16. Patents: Patent information related to Aspirin.

17. Interactions and Pathways: Biological interactions and pathways involving Aspirin.

18. Biological Test Results: Results from biological tests conducted on Aspirin.

19. Taxonomy: Taxonomic information related to Aspirin.

20. Classification: Classification information for Aspirin.

These sections provide a comprehensive overview of various aspects of Aspirin. Now, we will focus on detailed data from the first section, “Structures,” with the section ID “S1”.

First, we assign the section to an object using the section function and then examine its contents:

s1 <- section(object = sections, .id = "S1")

The output provides an overview of the “Structures” section:

s1


 PUG View Data Sections (Structures) 

 Request Details: 
  - Record Type: CID
  - Record Number: 2244
  - Record Title: Aspirin

 Section Details: 
  - TOCHeading (1): [<unnamed character>] 
  - Description (1): [<unnamed character>] 
  - Section (3): [<unnamed list>] 2D Structure, 3D Conformer, ... and 1 more.

 NOTE: Run getter function 'retrieve()' with element name above to extract data from corresponding list. 
       See ?retrieve for details. 

 NOTE: Run getter function 'section()' to extract section data. To list available sections, run 'sectionList()'. 
       See ?section and ?sectionList for details.

Next, we list the sub-sections within the “Structures” section. The output shows the available sub-sections:

sectionList(object = s1)

# A tibble: 3 × 2
  SectionID Headings          
  <chr>     <chr>             
1 S1        2D Structure      
2 S2        3D Conformer      
3 S3        Crystal Structures

This breakdown allows us to see that the “Structures” section contains detailed depictions of Aspirin, including 2D structures, 3D conformers, and crystal structures.

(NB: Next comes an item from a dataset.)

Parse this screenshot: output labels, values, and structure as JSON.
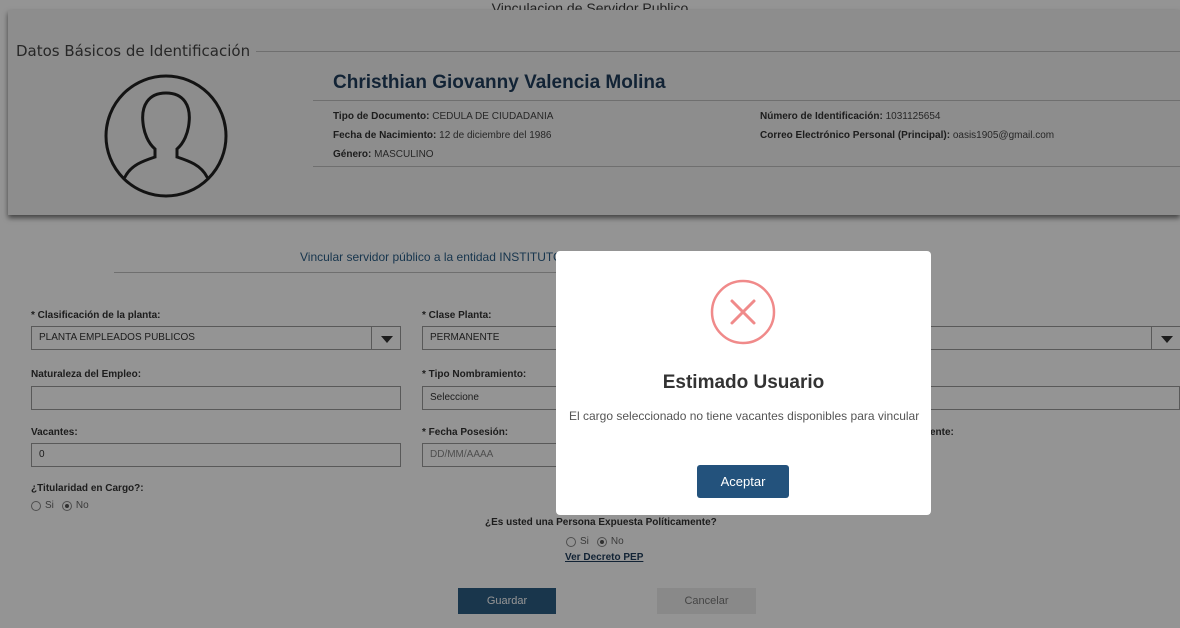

Each sub-section can be further explored to gain more specific information about the molecular structure of Aspirin.

2. Accessing Specific Headings: Users can retrieve data under specific headings for targeted information, such as boiling points or viscosity measurements.

First, we initiate the retrieval of data for a specific heading using the get_pug_view function, focusing on the “Boiling Point” heading within the “heading” domain.

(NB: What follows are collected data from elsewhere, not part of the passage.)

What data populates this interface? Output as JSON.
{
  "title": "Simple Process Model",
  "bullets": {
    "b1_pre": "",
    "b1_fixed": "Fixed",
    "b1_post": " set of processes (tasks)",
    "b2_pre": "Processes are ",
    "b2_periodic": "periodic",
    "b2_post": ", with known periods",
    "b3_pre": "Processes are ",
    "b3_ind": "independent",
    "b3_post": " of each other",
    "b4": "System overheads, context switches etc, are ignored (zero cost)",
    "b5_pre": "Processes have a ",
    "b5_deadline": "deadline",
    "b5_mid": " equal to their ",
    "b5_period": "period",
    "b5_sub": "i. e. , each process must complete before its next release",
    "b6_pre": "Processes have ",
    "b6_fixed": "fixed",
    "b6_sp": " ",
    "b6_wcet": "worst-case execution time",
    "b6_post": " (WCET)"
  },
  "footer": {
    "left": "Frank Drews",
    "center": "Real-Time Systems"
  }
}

specific_headings <- get_pug_view(annotation = "annotations", 
                                  identifier = "Boiling Point", 
                                  domain = "heading", 
                                  output = "JSON", 
                                  headingType = "Compound")

specific_headings


 PUG View Data from PubChem Database 

 Request Details:  
  - Domain: DomainSpecific (heading)
  - Annotation: annotations
  - Identifier: Boiling%20Point

 Pug View Details: 
  - Annotation (1000): [<unnamed list>] 
  - Page (1): [<unnamed numeric>] 
  - TotalPages (1): [<unnamed numeric>] 

 NOTE: Run getter function 'retrieve()' with element name above to extract data from corresponding list. 
       See ?retrieve for details.

The function call returns data from the PubChem database, specifying details about the request, including the domain, annotation type, identifier, and the number of annotations retrieved. It highlights that 1000 annotations were fetched, spread across multiple pages.

Next, we utilize the retrieve function to extract the “Annotation” slot from the specific_headings object. By displaying the annotations, we gain insight into the structure and content of the data. Each annotation includes the source name, source ID, compound name, description, URLs, and detailed data related to the boiling point, complete with references and specific values.

annotation <- retrieve(specific_headings, .slot = "Annotation", .to.data.frame = FALSE)
annotation[[1]]

$SourceName
[1] "Hazardous Substances Data Bank (HSDB)"

$SourceID
[1] "30"

$Name
[1] "NITROGLYCERIN"

$Description
[1] "The Hazardous Substances Data Bank (HSDB) is a toxicology database that focuses on the toxicology of potentially hazardous chemicals. It provides information on human exposure, industrial hygiene, emergency handling procedures, environmental fate, regulatory requirements, nanomaterials, and related areas. The information in HSDB has been assessed by a Scientific Review Panel."

$URL
[1] "https://pubchem.ncbi.nlm.nih.gov/source/hsdb/30"

$LicenseURL
[1] "https://www.nlm.nih.gov/web_policies.html"

$Data
$Data[[1]]
$Data[[1]]$TOCHeading
           type     #TOCHeading 
     "Compound" "Boiling Point" 

$Data[[1]]$Description
[1] "PEER REVIEWED"

$Data[[1]]$Reference
[1] "O'Neil, M.J. (ed.). The Merck Index - An Encyclopedia of  Chemicals, Drugs, and Biologicals. 13th Edition, Whitehouse  Station, NJ:  Merck and Co., Inc., 2001., p. 1185"

$Data[[1]]$ExtendedReference
$Data[[1]]$ExtendedReference[[1]]
$Data[[1]]$ExtendedReference[[1]]$Citation
[1] "O'Neil, M.J. (ed.). The Merck Index - An Encyclopedia of  Chemicals, Drugs, and Biologicals. 13th Edition, Whitehouse  Station, NJ:  Merck and Co., Inc., 2001., p. 1185"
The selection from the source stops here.